Gemlik’te temmuzda temeli atılan yerli otomobil fabrikasında hummalı bir çalışma var. Gebze’deki merkezde de ekipler hiç durmuyor. Gemlik’te fabrikanın zemin güçlendirme çalışmalarının devam ettiğini söyleyen Türkiye’nin Otomobili TOGG’un CEO’su Gürcan Karakaş, “Süreçte hiçbir gecikme yok” diyor.
Sabah’tan Feride Cem’in röportajı:
Kendilerini 24 saat sahnedeymiş gibi hissettiklerini anlatan Karakaş, Avrupa’da birçok ülkenin gözünün TOGG’da olduğunu vurguluyor. Karakaş’la yerli otonun yolculuğunu konuştuk…
Türkiye’nin 60 yıllık rüya projesinin başında olmak nasıl bir duygu?
Bir teknoloji ürününü sıfırdan yapmak her mühendisin hayalidir. Herkese nasip olmaz. Aracın kendi ülkemiz için yapılıyor olması heyecanımızı katlıyor. Dünyada örneği çok az olan bir proje yapıyoruz. Çekirdek mobilite ekosisteminin kurulumundan bahsediyoruz. 60 yıllık bir otomobil rüyasının devamı var. Onun tamamlanması var. Kendimizi her zaman 24 saat sahnedeymiş gibi hissediyoruz. Bize göre bir rüyanın tamamlanması, hayata geçmesi konusunda bir vazifemiz var. Bu bize müthiş bir enerji veriyor.
Kaç kişilik bir ekipsiniz?
195’i mühendis, toplam 215 kişiyiz. Kısa süre sonra aramıza ağırlığı mühendis 15-20 kişi daha katılacak. Çalışanlarımızın çok önemli bir kısmı uluslararası projelerde görev almış kişiler. Yabancılar da var ekibimizde. Tersine beyin göçü yapıyoruz. Amerika ve Avrupa’dan gelen arkadaşlarımız var. Tesla ve Faraday Future’da çalışmış tecrübeli Türk bir arkadaşımız katıldı aramıza. Görüştüklerimiz, anlaşma yolunda olduklarımız da var. Konusunda uzman, yetkin insanları neredeyse bulup getiriyoruz. Şu anda İK havuzumuzda 30 binden fazla başvuru var. 2023’te 500’ü rahat geçeriz. Projenin toplam istihdam sayısı ise 4.300’den fazla. Yeni mezunları almak için 1-2 yılımız var. Fabrika için mavi yakalı alımına henüz başlamadık.

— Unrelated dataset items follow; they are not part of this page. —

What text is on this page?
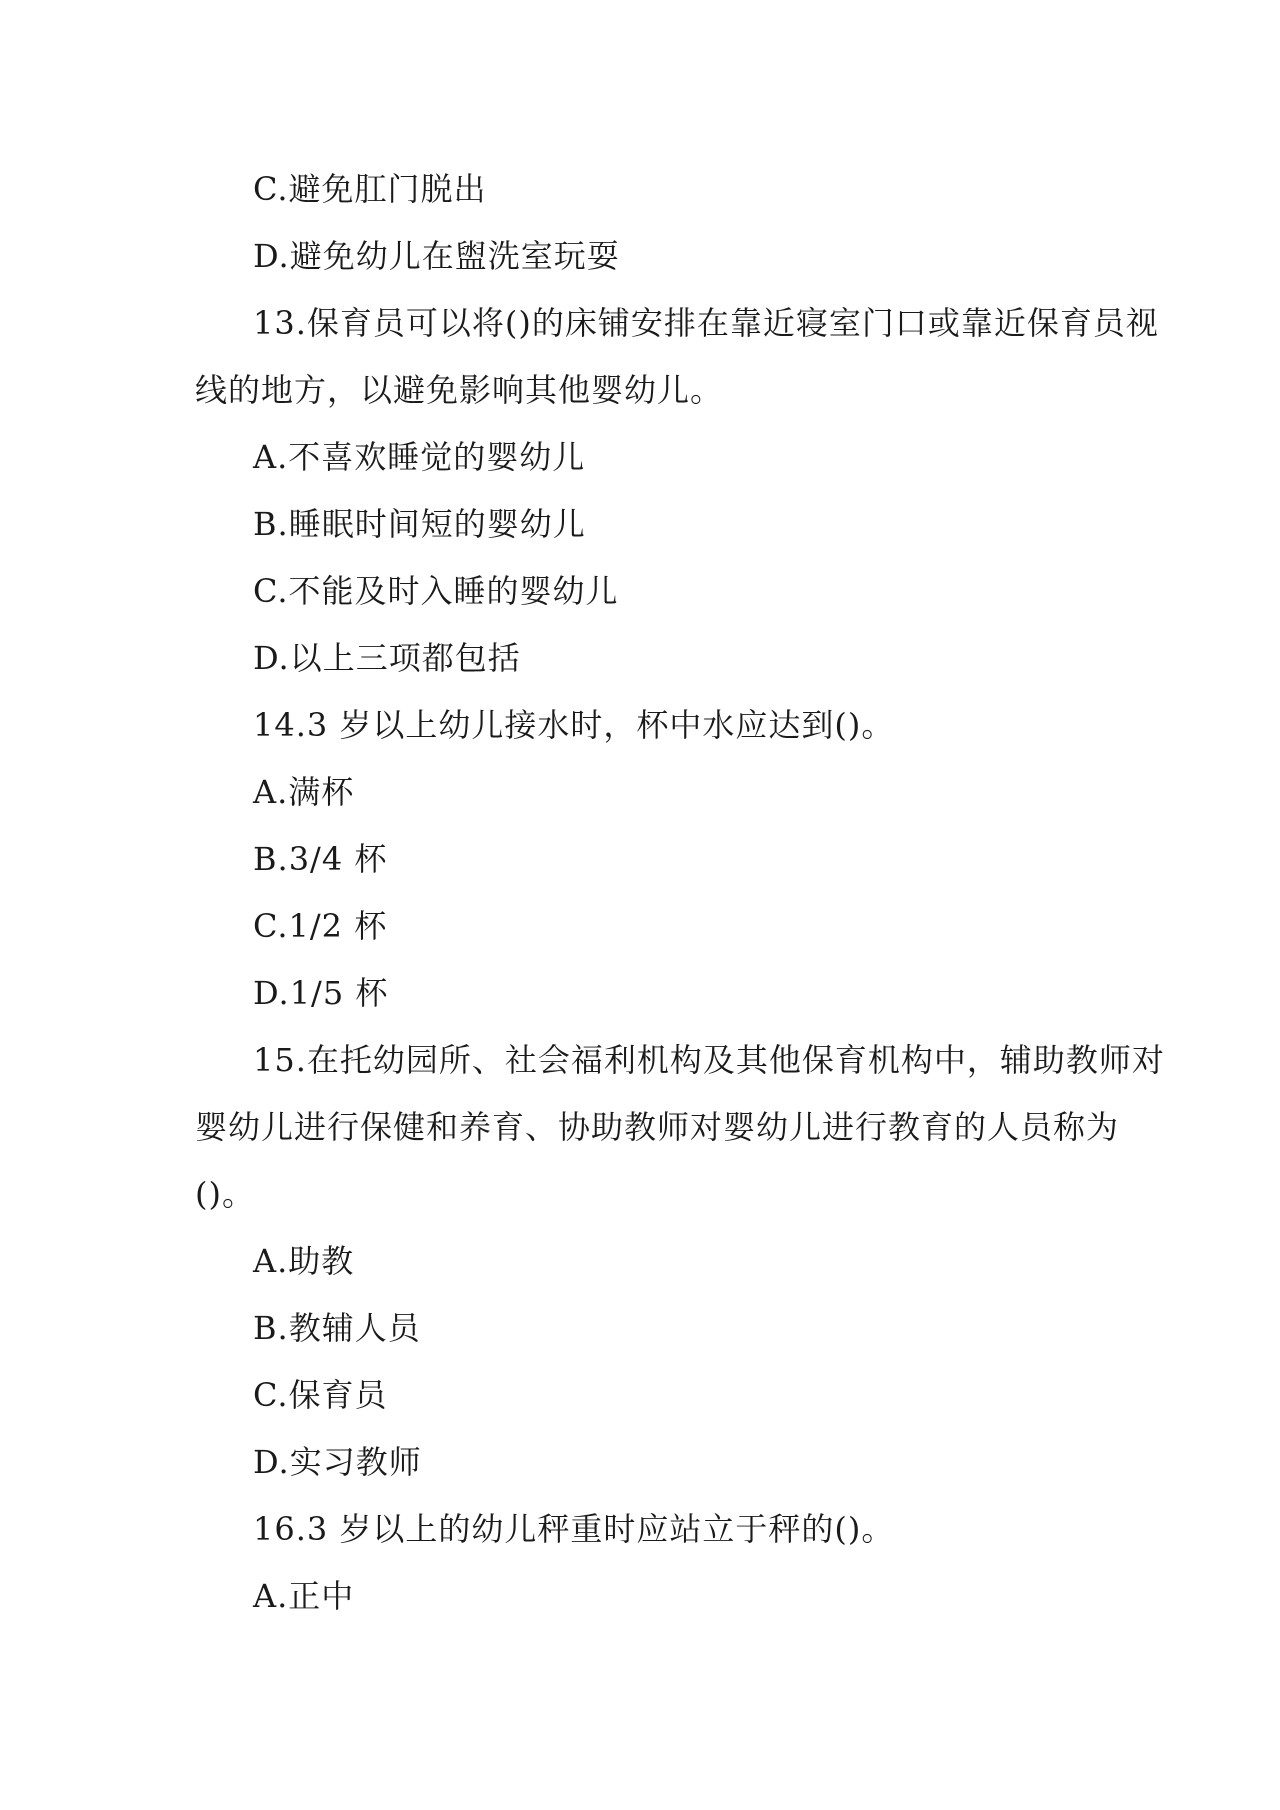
C.避免肛门脱出
D.避免幼儿在盥洗室玩耍
13.保育员可以将()的床铺安排在靠近寝室门口或靠近保育员视
线的地方，以避免影响其他婴幼儿。
A.不喜欢睡觉的婴幼儿
B.睡眠时间短的婴幼儿
C.不能及时入睡的婴幼儿
D.以上三项都包括
14.3 岁以上幼儿接水时，杯中水应达到()。
A.满杯
B.3/4 杯
C.1/2 杯
D.1/5 杯
15.在托幼园所、社会福利机构及其他保育机构中，辅助教师对
婴幼儿进行保健和养育、协助教师对婴幼儿进行教育的人员称为
()。
A.助教
B.教辅人员
C.保育员
D.实习教师
16.3 岁以上的幼儿秤重时应站立于秤的()。
A.正中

Yurt dışından da takip ediliyor mu bu yatırım, ‘Türkler ne yapıyor’ diyorlar mı?
Elbette ediliyor. Google’de aratırsanız görürsünüz. Birkaç haftadır Almanya’nın dergilerinde sürekli biz çıkıyoruz. Hatta Alman gazeteler, ‘Uyuyorsunuz siz, nanoteknolojiler gelişiyor’ diyorlar. Bu eleştiriyi Türkler üzerinden değil de Almanlar’ın tutumları üzerinden yapıyorlar. Gücümüzü abartmak için söylemiyorum ama gözleri üstümüzde, bizi takip ediyorlar. Piyasaya girdiğimiz andan itibaren Avrupa’nın elektrikli araç olarak tasarlamış ilk şirketi olacağız.

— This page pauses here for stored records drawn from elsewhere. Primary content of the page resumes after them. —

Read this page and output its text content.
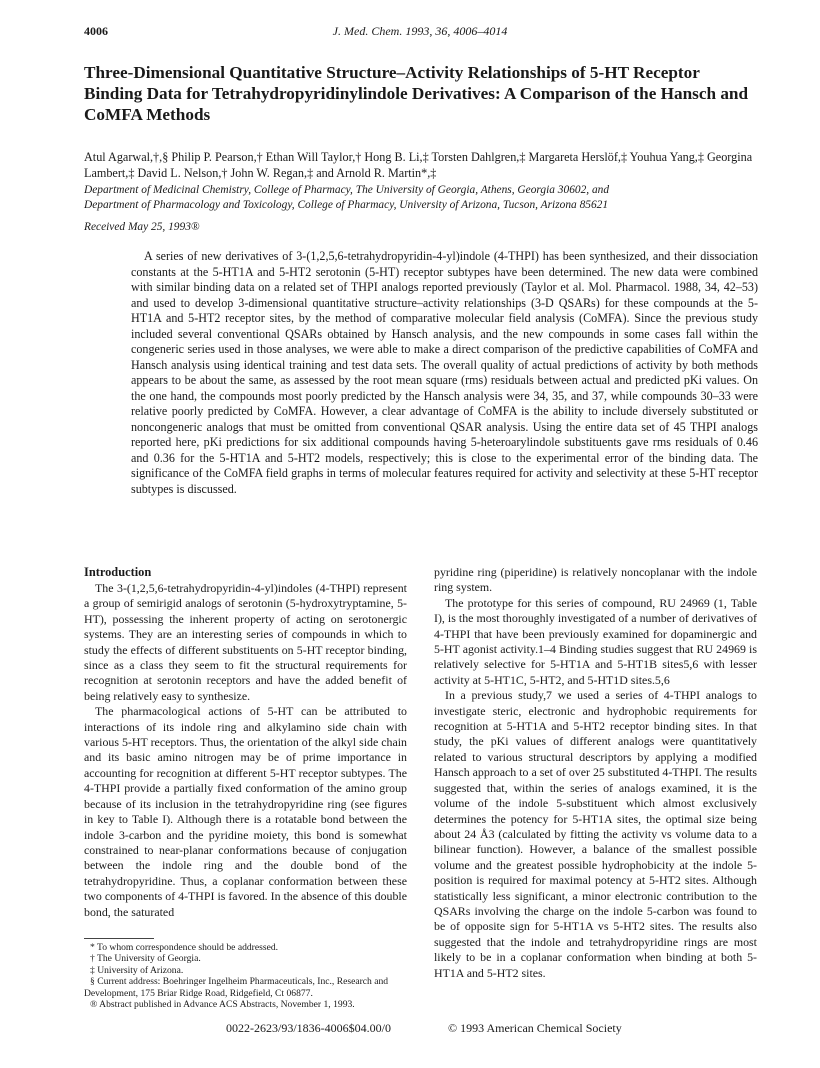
4006	J. Med. Chem. 1993, 36, 4006–4014
Three-Dimensional Quantitative Structure–Activity Relationships of 5-HT Receptor Binding Data for Tetrahydropyridinylindole Derivatives: A Comparison of the Hansch and CoMFA Methods
Atul Agarwal,†,§ Philip P. Pearson,† Ethan Will Taylor,† Hong B. Li,‡ Torsten Dahlgren,‡ Margareta Herslöf,‡ Youhua Yang,‡ Georgina Lambert,‡ David L. Nelson,† John W. Regan,‡ and Arnold R. Martin*,‡
Department of Medicinal Chemistry, College of Pharmacy, The University of Georgia, Athens, Georgia 30602, and
Department of Pharmacology and Toxicology, College of Pharmacy, University of Arizona, Tucson, Arizona 85621
Received May 25, 1993®

A series of new derivatives of 3-(1,2,5,6-tetrahydropyridin-4-yl)indole (4-THPI) has been synthesized, and their dissociation constants at the 5-HT1A and 5-HT2 serotonin (5-HT) receptor subtypes have been determined. The new data were combined with similar binding data on a related set of THPI analogs reported previously (Taylor et al. Mol. Pharmacol. 1988, 34, 42–53) and used to develop 3-dimensional quantitative structure–activity relationships (3-D QSARs) for these compounds at the 5-HT1A and 5-HT2 receptor sites, by the method of comparative molecular field analysis (CoMFA). Since the previous study included several conventional QSARs obtained by Hansch analysis, and the new compounds in some cases fall within the congeneric series used in those analyses, we were able to make a direct comparison of the predictive capabilities of CoMFA and Hansch analysis using identical training and test data sets. The overall quality of actual predictions of activity by both methods appears to be about the same, as assessed by the root mean square (rms) residuals between actual and predicted pKi values. On the one hand, the compounds most poorly predicted by the Hansch analysis were 34, 35, and 37, while compounds 30–33 were relative poorly predicted by CoMFA. However, a clear advantage of CoMFA is the ability to include diversely substituted or noncongeneric analogs that must be omitted from conventional QSAR analysis. Using the entire data set of 45 THPI analogs reported here, pKi predictions for six additional compounds having 5-heteroarylindole substituents gave rms residuals of 0.46 and 0.36 for the 5-HT1A and 5-HT2 models, respectively; this is close to the experimental error of the binding data. The significance of the CoMFA field graphs in terms of molecular features required for activity and selectivity at these 5-HT receptor subtypes is discussed.

Introduction

The 3-(1,2,5,6-tetrahydropyridin-4-yl)indoles (4-THPI) represent a group of semirigid analogs of serotonin (5-hydroxytryptamine, 5-HT), possessing the inherent property of acting on serotonergic systems. They are an interesting series of compounds in which to study the effects of different substituents on 5-HT receptor binding, since as a class they seem to fit the structural requirements for recognition at serotonin receptors and have the added benefit of being relatively easy to synthesize.

The pharmacological actions of 5-HT can be attributed to interactions of its indole ring and alkylamino side chain with various 5-HT receptors. Thus, the orientation of the alkyl side chain and its basic amino nitrogen may be of prime importance in accounting for recognition at different 5-HT receptor subtypes. The 4-THPI provide a partially fixed conformation of the amino group because of its inclusion in the tetrahydropyridine ring (see figures in key to Table I). Although there is a rotatable bond between the indole 3-carbon and the pyridine moiety, this bond is somewhat constrained to near-planar conformations because of conjugation between the indole ring and the double bond of the tetrahydropyridine. Thus, a coplanar conformation between these two components of 4-THPI is favored. In the absence of this double bond, the saturated

pyridine ring (piperidine) is relatively noncoplanar with the indole ring system.

The prototype for this series of compound, RU 24969 (1, Table I), is the most thoroughly investigated of a number of derivatives of 4-THPI that have been previously examined for dopaminergic and 5-HT agonist activity.1–4 Binding studies suggest that RU 24969 is relatively selective for 5-HT1A and 5-HT1B sites5,6 with lesser activity at 5-HT1C, 5-HT2, and 5-HT1D sites.5,6

In a previous study,7 we used a series of 4-THPI analogs to investigate steric, electronic and hydrophobic requirements for recognition at 5-HT1A and 5-HT2 receptor binding sites. In that study, the pKi values of different analogs were quantitatively related to various structural descriptors by applying a modified Hansch approach to a set of over 25 substituted 4-THPI. The results suggested that, within the series of analogs examined, it is the volume of the indole 5-substituent which almost exclusively determines the potency for 5-HT1A sites, the optimal size being about 24 Å3 (calculated by fitting the activity vs volume data to a bilinear function). However, a balance of the smallest possible volume and the greatest possible hydrophobicity at the indole 5-position is required for maximal potency at 5-HT2 sites. Although statistically less significant, a minor electronic contribution to the QSARs involving the charge on the indole 5-carbon was found to be of opposite sign for 5-HT1A vs 5-HT2 sites. The results also suggested that the indole and tetrahydropyridine rings are most likely to be in a coplanar conformation when binding at both 5-HT1A and 5-HT2 sites.

* To whom correspondence should be addressed.
† The University of Georgia.
‡ University of Arizona.
§ Current address: Boehringer Ingelheim Pharmaceuticals, Inc., Research and Development, 175 Briar Ridge Road, Ridgefield, Ct 06877.
® Abstract published in Advance ACS Abstracts, November 1, 1993.
0022-2623/93/1836-4006$04.00/0	© 1993 American Chemical Society
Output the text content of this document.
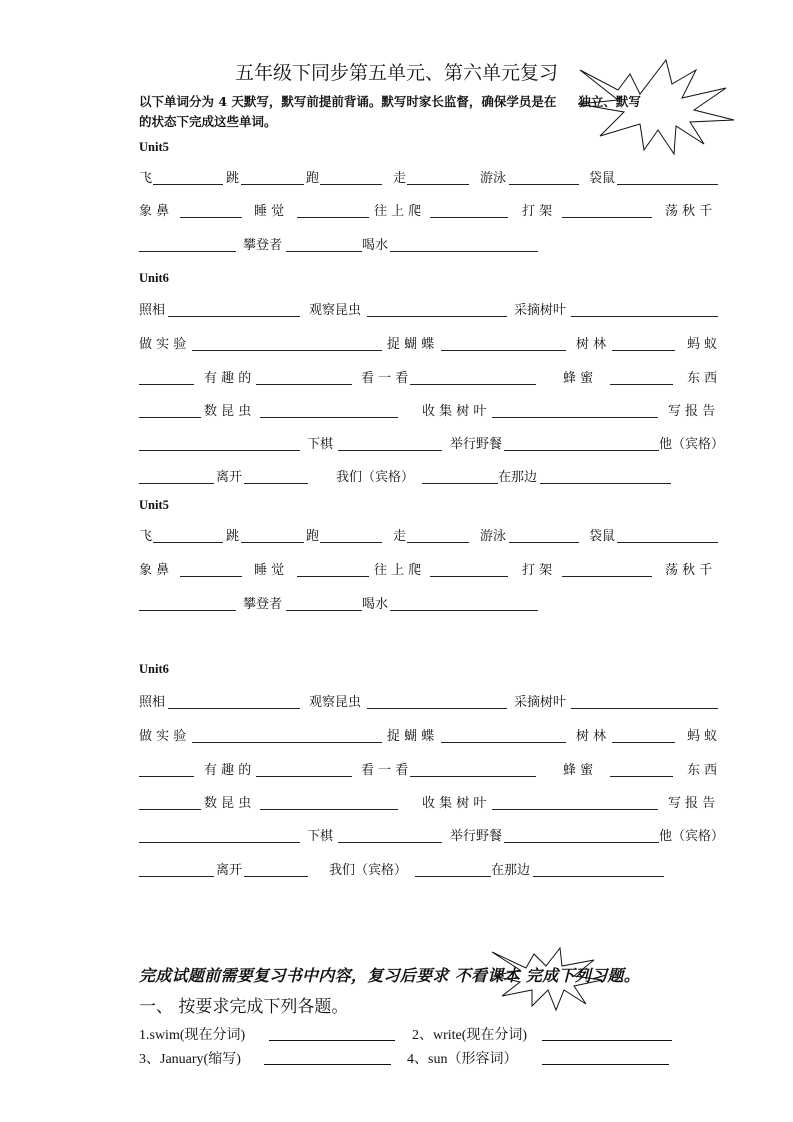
五年级下同步第五单元、第六单元复习
以下单词分为 4 天默写，默写前提前背诵。默写时家长监督，确保学员是在 独立、默写
的状态下完成这些单词。
Unit5
飞	跳	跑	走	游泳	袋鼠
象 鼻	睡 觉	往 上 爬	打 架	荡 秋 千
攀登者	喝水
Unit6
照相	观察昆虫	采摘树叶
做 实 验	捉 蝴 蝶	树 林	蚂 蚁
有 趣 的	看 一 看	蜂 蜜	东 西
数 昆 虫	收 集 树 叶	写 报 告
下棋	举行野餐	他（宾格）
离开	我们（宾格）	在那边
Unit5
飞	跳	跑	走	游泳	袋鼠
象 鼻	睡 觉	往 上 爬	打 架	荡 秋 千
攀登者	喝水
Unit6
照相	观察昆虫	采摘树叶
做 实 验	捉 蝴 蝶	树 林	蚂 蚁
有 趣 的	看 一 看	蜂 蜜	东 西
数 昆 虫	收 集 树 叶	写 报 告
下棋	举行野餐	他（宾格）
离开	我们（宾格）	在那边
完成试题前需要复习书中内容，复习后要求 不看课本 完成下列习题。
一、 按要求完成下列各题。
1.swim(现在分词)	2、write(现在分词)
3、January(缩写)	4、sun（形容词）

Size en büyük eleştiri de yerlilik konusunda yapılıyor. Yeterince yerli olmadığınız söyleniyor…
Yeni bir ürün geliştirmek için 15 yıl vaktiniz ve sonsuz kaynağınız olursa elbette bir otomobil yüzde 100 yerli olabilir. Bazı komponentler yurtdışında 39-40 milyon adet üretiliyor. Hedef kapasitemiz olan 175 bin adet için bu yatırımı yapmak ticari olarak mantıklı değil. Küresel boyutta rekabet edecek bir marka üretmek için yola çıktık. Yerli olsun diye fiyatının iki katına üretim yaparsan ticari anlamda da mantıklı olmaz. Burası neticede ticari bir işletme. Yerlilikte kendimize ve devletimize verdiğimiz sözü tutmamız lazım. Yüzde 51 yerlilik diyoruz. Bu oran yeni başlayan bir şirket için acayip iyi bir rakam.